出勤から一時間。各小売店が開店する時間に合わせてフロアから人々が出て行く。俺はいつもの光景を眺めてから肩を竦めた。
「まだ資料の半分も読めてないんですよね。これじゃ今から出るのは無理だな」
半ば独り言のつもりで俺は言った。すると中條先輩がそうだな、と笑う。中條先輩と江崎の体格はかなり差がある。がっちりとした江崎の隣に立つと中條先輩はやけに頼りなく見える。でも二人に共通しているところがあるんだな。それが人の良さそうな顔立ちだ。当たりの柔らかそうな顔ってのはそれだけで随分と得だ。こっちが頼まなくてもクライアントが勝手に油断してくれるしな。

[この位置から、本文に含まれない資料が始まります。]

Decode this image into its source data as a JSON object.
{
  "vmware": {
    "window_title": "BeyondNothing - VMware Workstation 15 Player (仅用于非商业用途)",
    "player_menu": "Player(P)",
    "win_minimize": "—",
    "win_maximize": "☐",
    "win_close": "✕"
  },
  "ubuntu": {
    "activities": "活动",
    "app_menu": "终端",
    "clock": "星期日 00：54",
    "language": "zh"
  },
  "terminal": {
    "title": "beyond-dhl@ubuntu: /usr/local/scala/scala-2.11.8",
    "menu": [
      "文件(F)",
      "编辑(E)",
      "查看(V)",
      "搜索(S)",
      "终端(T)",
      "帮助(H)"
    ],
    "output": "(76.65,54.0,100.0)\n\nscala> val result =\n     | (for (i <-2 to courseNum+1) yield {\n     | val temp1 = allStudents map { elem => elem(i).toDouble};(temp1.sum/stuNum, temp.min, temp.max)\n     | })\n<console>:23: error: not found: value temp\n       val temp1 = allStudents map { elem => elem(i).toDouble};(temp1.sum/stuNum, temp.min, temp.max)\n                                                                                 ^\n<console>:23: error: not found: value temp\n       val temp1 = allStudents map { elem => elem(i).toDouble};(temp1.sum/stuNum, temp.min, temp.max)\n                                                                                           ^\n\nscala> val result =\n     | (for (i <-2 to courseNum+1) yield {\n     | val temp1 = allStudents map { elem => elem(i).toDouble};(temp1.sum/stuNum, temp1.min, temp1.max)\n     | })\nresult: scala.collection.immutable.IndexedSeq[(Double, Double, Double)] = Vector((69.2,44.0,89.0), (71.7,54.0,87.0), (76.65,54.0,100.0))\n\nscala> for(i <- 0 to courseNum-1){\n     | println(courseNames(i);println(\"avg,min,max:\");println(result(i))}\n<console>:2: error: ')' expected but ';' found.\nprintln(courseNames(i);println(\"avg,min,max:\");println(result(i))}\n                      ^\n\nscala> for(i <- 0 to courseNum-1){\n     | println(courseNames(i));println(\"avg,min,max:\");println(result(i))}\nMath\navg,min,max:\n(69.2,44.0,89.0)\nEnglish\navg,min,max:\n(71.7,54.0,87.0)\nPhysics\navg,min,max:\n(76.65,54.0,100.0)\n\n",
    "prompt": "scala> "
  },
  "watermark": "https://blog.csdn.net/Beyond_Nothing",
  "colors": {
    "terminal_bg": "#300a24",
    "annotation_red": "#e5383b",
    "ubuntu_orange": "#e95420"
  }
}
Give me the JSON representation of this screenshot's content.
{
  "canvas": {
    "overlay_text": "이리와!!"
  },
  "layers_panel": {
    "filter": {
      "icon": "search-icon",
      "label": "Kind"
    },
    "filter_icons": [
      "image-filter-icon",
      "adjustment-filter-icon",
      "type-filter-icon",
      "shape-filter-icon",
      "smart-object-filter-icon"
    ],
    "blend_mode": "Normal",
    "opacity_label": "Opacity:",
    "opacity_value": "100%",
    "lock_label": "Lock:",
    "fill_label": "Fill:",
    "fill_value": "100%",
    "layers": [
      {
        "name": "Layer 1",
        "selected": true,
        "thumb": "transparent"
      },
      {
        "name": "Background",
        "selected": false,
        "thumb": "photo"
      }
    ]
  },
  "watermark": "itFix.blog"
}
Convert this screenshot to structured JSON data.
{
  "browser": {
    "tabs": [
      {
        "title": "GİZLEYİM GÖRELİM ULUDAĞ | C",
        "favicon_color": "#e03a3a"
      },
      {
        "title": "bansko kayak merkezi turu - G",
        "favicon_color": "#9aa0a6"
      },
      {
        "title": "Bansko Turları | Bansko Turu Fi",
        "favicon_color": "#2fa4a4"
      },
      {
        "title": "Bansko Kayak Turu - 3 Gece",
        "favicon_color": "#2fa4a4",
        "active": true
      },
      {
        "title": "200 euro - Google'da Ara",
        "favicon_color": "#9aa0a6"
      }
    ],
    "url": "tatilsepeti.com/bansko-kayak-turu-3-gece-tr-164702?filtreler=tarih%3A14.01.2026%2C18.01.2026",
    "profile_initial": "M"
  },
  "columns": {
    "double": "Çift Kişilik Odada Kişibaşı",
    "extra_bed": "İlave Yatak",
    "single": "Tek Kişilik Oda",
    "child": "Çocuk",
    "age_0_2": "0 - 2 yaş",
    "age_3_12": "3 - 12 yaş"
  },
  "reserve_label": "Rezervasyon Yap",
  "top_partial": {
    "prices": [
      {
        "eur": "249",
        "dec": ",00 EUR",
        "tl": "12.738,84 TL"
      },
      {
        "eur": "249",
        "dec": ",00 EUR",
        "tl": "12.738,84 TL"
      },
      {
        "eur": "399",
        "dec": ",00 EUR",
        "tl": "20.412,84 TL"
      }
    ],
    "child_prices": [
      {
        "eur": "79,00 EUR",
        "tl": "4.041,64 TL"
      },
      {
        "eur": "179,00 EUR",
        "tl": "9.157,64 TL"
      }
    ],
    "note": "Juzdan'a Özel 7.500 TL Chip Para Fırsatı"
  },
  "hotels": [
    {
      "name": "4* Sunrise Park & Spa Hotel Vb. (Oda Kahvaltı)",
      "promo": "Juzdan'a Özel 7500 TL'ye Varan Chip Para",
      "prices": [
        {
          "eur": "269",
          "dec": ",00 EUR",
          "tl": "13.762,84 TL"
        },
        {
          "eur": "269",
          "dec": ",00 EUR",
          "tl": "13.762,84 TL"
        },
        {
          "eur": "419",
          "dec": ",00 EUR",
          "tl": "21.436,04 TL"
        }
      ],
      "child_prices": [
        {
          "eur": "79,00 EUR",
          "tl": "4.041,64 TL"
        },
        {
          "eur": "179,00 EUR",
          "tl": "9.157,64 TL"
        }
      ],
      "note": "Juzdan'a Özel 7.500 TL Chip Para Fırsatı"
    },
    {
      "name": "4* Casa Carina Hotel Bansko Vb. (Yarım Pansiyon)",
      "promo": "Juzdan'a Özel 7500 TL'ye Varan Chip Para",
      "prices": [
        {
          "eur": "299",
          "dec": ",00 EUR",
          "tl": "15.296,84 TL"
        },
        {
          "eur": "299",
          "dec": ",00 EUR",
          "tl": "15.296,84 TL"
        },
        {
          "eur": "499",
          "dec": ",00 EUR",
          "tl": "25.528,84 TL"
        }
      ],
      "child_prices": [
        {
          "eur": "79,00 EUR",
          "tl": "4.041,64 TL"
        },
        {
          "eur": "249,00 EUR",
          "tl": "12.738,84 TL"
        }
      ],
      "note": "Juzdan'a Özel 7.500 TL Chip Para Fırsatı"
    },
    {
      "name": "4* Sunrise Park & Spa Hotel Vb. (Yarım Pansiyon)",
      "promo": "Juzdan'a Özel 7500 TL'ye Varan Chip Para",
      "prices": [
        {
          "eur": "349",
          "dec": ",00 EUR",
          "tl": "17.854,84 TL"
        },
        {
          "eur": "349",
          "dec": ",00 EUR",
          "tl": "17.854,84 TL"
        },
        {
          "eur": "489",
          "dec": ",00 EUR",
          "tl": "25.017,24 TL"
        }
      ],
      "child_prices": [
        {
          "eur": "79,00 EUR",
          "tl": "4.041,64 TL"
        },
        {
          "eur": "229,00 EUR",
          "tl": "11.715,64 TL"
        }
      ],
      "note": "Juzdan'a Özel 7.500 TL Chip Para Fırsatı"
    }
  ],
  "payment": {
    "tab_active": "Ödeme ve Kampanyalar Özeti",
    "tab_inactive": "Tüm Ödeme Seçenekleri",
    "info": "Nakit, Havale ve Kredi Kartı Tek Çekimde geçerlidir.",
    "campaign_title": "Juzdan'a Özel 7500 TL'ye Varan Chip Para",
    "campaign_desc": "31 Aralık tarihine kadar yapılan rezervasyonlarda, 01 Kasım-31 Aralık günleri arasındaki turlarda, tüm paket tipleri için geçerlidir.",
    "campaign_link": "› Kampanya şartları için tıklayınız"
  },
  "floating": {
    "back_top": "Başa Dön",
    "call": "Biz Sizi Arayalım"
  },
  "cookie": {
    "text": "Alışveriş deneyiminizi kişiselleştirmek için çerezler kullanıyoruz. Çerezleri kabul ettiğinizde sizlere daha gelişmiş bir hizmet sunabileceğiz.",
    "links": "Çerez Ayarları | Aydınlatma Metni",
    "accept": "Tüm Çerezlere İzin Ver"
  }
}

江崎に約束のある客のところに行くように頼んでから俺は画面に向き直った。あれだけ人のいたフロアには俺と事務員の女性の二人きりになっちまった。所長もさっさと出かけたらしい。くそ。人に余計なこと押し付けててめえは外回りかよ。釈然としないものを感じつつも俺は資料に目を通した。
資料には新しいタイプのシステマについて記されていた。勝亦が熱心に話していた内容なんだろうな、これ。二基のシステマの性能がずらりと文章で並べられている。そして新型のシステマの利点がずらり。俺はかなり苦労しながら文章を読んだ。日誌なんかを書く方はてんで駄目だが、これでも俺は文章を読むのは得意なんだ。なのに読みにくいのは説明ばっかりだからだろうな。
ただ一つだけびっくりしたのは、このシステマは男女のツインタイプになっていることだ。これまでのシステマは外観は中性的で、性が感じられないのはもちろんだが、人の形を真似ているだけのものだった。つまり平たく言うと、見てくれは人形だったわけ。その後でゲームのキャラクタもどきだのってタイプが何種類か出たが、どれも廃れたな。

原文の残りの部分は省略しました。